Help: Best Practices Notification and Downtime?

Hello everyone,

I have concerns about two aspects of my current setup that I think could be improved.

  1. User Notifications: Right now, I set a Custom Variable for every host that accepts entries from a list of names. For each name in that list, I’ve created a user and apply rules for both hosts and services corresponding to these users. While this method works, it’s cumbersome to add new users. Does anyone have suggestions for a better configuration?
  2. Scheduled Operations: We run replications and backups from 10 pm to 6 am. During this period, there’s an increase in critical errors like high CPU usage. I’ve set notifications to only send between 6 am and 9 pm to avoid false alerts, but this means we won’t be notified of genuine issues occurring between 10 pm and 6 am. Any solutions for this?

I’d appreciate any advice. Thank you!

  1. usergroups. I even use a director import to manage the users group memberships: Active Directory/LDAP User & Group Imports via Director - #7 by rivad this allows me to sync the recipients and the icingaweb2 roles by triggering the script and the director import.
  2. you could duplicate the affected services and set different thresholds to model the normal operations inside the replications and backup periods and then exclusively run the duplicates between 10pm and 6am by leveraging check periods but don’t use imports and excludes in your periods as this is buggy right now.
1 Like
  1. not sure if we mean the same. I am talking about Notifications not about Useraccounts.
  2. This would mean i get two times the amount of services, which is quite a lot.

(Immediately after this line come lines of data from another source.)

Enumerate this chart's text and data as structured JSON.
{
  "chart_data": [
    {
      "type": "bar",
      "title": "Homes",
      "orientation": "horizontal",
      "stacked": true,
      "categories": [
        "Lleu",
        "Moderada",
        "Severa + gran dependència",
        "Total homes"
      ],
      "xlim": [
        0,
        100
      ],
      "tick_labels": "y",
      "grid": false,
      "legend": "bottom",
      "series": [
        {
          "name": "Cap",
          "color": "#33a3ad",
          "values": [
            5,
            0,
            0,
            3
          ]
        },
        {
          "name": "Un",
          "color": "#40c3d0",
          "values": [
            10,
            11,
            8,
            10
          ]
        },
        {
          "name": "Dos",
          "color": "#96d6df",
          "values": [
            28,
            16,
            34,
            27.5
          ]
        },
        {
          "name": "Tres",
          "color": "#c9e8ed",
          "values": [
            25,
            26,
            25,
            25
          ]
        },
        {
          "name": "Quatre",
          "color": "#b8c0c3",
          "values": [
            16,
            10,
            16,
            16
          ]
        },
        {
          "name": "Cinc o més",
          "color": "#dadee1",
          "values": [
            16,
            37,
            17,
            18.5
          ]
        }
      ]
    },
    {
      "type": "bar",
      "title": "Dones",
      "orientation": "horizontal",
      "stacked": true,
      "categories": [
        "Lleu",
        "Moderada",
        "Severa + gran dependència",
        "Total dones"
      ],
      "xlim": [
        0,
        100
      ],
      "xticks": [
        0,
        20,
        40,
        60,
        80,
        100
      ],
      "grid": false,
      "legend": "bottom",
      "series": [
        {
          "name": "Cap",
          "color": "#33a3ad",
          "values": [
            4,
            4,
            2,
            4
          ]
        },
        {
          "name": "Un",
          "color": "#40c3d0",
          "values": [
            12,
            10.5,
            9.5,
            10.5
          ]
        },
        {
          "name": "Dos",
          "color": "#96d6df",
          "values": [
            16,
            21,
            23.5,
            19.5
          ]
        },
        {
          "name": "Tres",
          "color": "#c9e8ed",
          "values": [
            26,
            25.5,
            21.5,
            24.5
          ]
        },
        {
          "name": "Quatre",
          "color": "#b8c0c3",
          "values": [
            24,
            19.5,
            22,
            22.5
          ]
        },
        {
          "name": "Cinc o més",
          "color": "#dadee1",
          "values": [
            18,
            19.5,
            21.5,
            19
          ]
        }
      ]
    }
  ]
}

Thanks for your suggestion i hope you can explain me the first one in more detail.

what @rivad means is that you put the users in usergroups. I would even go further and put the hosts and services in host and servicegroups.

Then you can apply the notification based on usergroups:

apply Notification "TEST" to Host {
    import "host-notification"

    assign where "Network Router" in host.groups
    user_groups = [ "one usergroup" ,"another usergroup" ]
    users = [ "one user" ,"another user"]
}

for your second problem:
I would’t restrict the notification, but create a downtime for the cpu/mem services
the downtime prohibits icinga to send notifications. In the example I used the checkcommand but you can also use hostnames/servicenames or other vars to even exclude or include hosts/services that should be put in a downtime.

see the docs for more information:

Downtimes can be scheduled for planned server maintenance or any other targeted service outage you are aware of in advance.
https://icinga.com/docs/icinga-2/latest/doc/08-advanced-topics/#downtimes

apply ScheduledDowntime "TEST" to Service {
    author = "nicolas"
    comment = "service dt"
    fixed = true
    assign where service.check_command == "checkmem" && service.check_command == "checkcpu"
    ranges = {
        "monday"	= "22:00-24:00"
        "tuesday"	= "00:00-06:00"
#and so on...
    }
}

duplicated services with adapted thresholds (thats what @rivad sugessted) is only ment for the mem /cpu checks that are really important to you.
Example:
MEM service1 standard / Critical 80% Warning 70%
You know that the mem usage hits 90% during sync processes
MEM service2 info / / Critical 98% / Warning 95%
But that is just for the situation that you really need to distinguish between these two monitoring events

2 Likes

1.) we dont really have user groups our notifications are pretty fine-grained, therefore i assign every hosts the contacts using a variable. So usergroups dont work i think.

2.) that sounds good and i will give feedback on it

  1. I also use vars.teams to manage the user groups but I very rarely add single users to a host or service.
  2. yes, sparingly used, mostly CPU, RAM and Disk I/O and also some information transports, where in non business hours, not much moves and we don’t have a heartbeat.